- First tankōbon volume cover, featuring Katsura Tatsuki

神戸在住 (Kōbe Zaijū)
- Written by: Kon Kimura [ja]
- Published by: Kodansha
- Imprint: Afternoon KC
- Magazine: Monthly Afternoon
- Original run: 25 April 1998 – 25 March 2006
- Volumes: 10
- Directed by: Mitsuhito Shiraha [ja]
- Produced by: Tsuyoshi Shimada [ja]; Hiroyuki Takase;
- Written by: Mana Yasuda [ja]
- Music by: Takeshi Senoo
- Studio: Is.Field [ja]; Sun TV;
- Licensed by: Sun TV (television); Is.Field (theatrical);
- Released: 17 January 2015
- Runtime: 77 minutes (television); 96 minutes (theatrical);
- Anime and manga portal

= From Kobe =

Japanese manga series

From Kobe (神戸在住, Kōbe Zaijū) is a Japanese manga series written and illustrated by Kon Kimura. It was serialized in Kodansha's seinen manga magazine Monthly Afternoon from April 1998 to March 2006, with its chapters collected in 10 tankōbon volumes. A live action film adaptation was released for television and theatres in 2015.

==Synopsis==
Arriving from Tokyo, fine arts student Katsura Tatsuki observes daily life in Kobe while attending Kobe University; from its diverse array of characters inhabiting it, to its ongoing recovery from being hit by the Great Hanshin Earthquake. Rather than having an overarching plot, the manga is composed of self-contained, episodic stories.

==Characters==
- Katsura Tatsuki (辰木 桂, Tatsuki Katsura)

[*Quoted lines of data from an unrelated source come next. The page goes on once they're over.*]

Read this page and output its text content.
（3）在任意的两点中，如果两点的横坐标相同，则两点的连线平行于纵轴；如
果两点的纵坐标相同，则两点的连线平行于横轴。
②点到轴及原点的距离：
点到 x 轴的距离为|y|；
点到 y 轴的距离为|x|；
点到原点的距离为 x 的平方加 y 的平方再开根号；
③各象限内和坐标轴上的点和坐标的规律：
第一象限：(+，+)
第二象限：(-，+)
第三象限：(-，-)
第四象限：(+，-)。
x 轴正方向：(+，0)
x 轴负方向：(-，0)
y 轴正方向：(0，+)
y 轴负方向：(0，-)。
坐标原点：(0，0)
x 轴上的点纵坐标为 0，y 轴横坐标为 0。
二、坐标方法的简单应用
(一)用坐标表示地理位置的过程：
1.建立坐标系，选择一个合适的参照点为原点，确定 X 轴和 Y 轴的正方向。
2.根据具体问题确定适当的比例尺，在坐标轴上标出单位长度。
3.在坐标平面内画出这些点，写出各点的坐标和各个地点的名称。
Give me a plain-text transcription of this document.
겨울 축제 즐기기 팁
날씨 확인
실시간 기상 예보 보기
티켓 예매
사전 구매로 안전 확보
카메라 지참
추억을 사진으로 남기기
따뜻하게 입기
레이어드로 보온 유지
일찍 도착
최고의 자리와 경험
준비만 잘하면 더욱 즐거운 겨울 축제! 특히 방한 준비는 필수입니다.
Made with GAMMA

- Yōji Hinata (日和 洋次, Hinata Yōji)

- Hiroko Izumi (泉 海洋子, Izumi Hiroko)

- Takami Suzuki (鈴木 タカ美, Suzuki Takami)

- Wakako Kanagi (金城 和歌子, Kanagi Wakako)

- Ken Konishi (小西 健, Konishi Ken)

- Kazuna Gōda (合田 和名, Gōda Kazuna)
 (Note: Billed as a special guest appearance.)
- Hyohei Hayasaka (早坂 兵衛, Hayasaka Hyohei)

- Sanae Tatsuki (辰木 さなえ, Tatsuki Sanae)

- Mayumi Takeuchi (武内 真弓, Takeuchi Mayumi)

==Media==
===Manga===
From Kobe was written and illustrated by Kon Kimura. It was originally a one-shot submitted for the Winter 1997 Afternoon Shiki Shō, where it won the Shiki Prize. It was later serialized in Kodansha's seinen manga magazine Monthly Afternoon from 25 April 1998, (Note: Debuted in the magazine's June 1998 issue, released on 25 April of that same year.) to 25 March 2006. (Note: Finished in the magazine's May 2006 issue, released on 25 March of that same year.) Kodansha collected its chapters in 10 tankōbon volumes, released from 23 August 1999, to 23 January 2008.

====Volumes====

| No. | Release date | ISBN |
|---|---|---|
| 1 | 23 August 1999 | 978-4-06-321104-7 |
| 2 | 21 July 2000 | 978-4-06-321116-0 |
| 3 | 22 June 2001 | 978-4-06-321124-5 |
| 4 | 23 May 2002 | 978-4-06-321137-5 |
| 5 | 23 April 2003 | 978-4-06-321148-1 |
| 6 | 23 April 2004 | 978-4-06-321160-3 |
| 7 | 23 February 2005 | 978-4-06-321167-2 |
| 8 | 23 February 2006 | 978-4-06-321175-7 |
| 9 | 22 November 2006 | 978-4-06-321181-8 |
| 10 | 23 January 2008 | 978-4-06-321182-5 |

===Live-action film===
A live action film and television special adaptation was announced in June 2014, with the special to air on Sun TV on 17 January 2015, to mark the 20th anniversary of the Great Hanshin Earthquake, and the film to release in theatres "in spring 2015 or later." In October of that same year, it was announced that both the television special and film will release in the same day on 17 January 2015. The film, titled Gekijō-ban Kōbe Zaijū (劇場版 神戸在住) was distributed theatrically in Japan by Is.Field.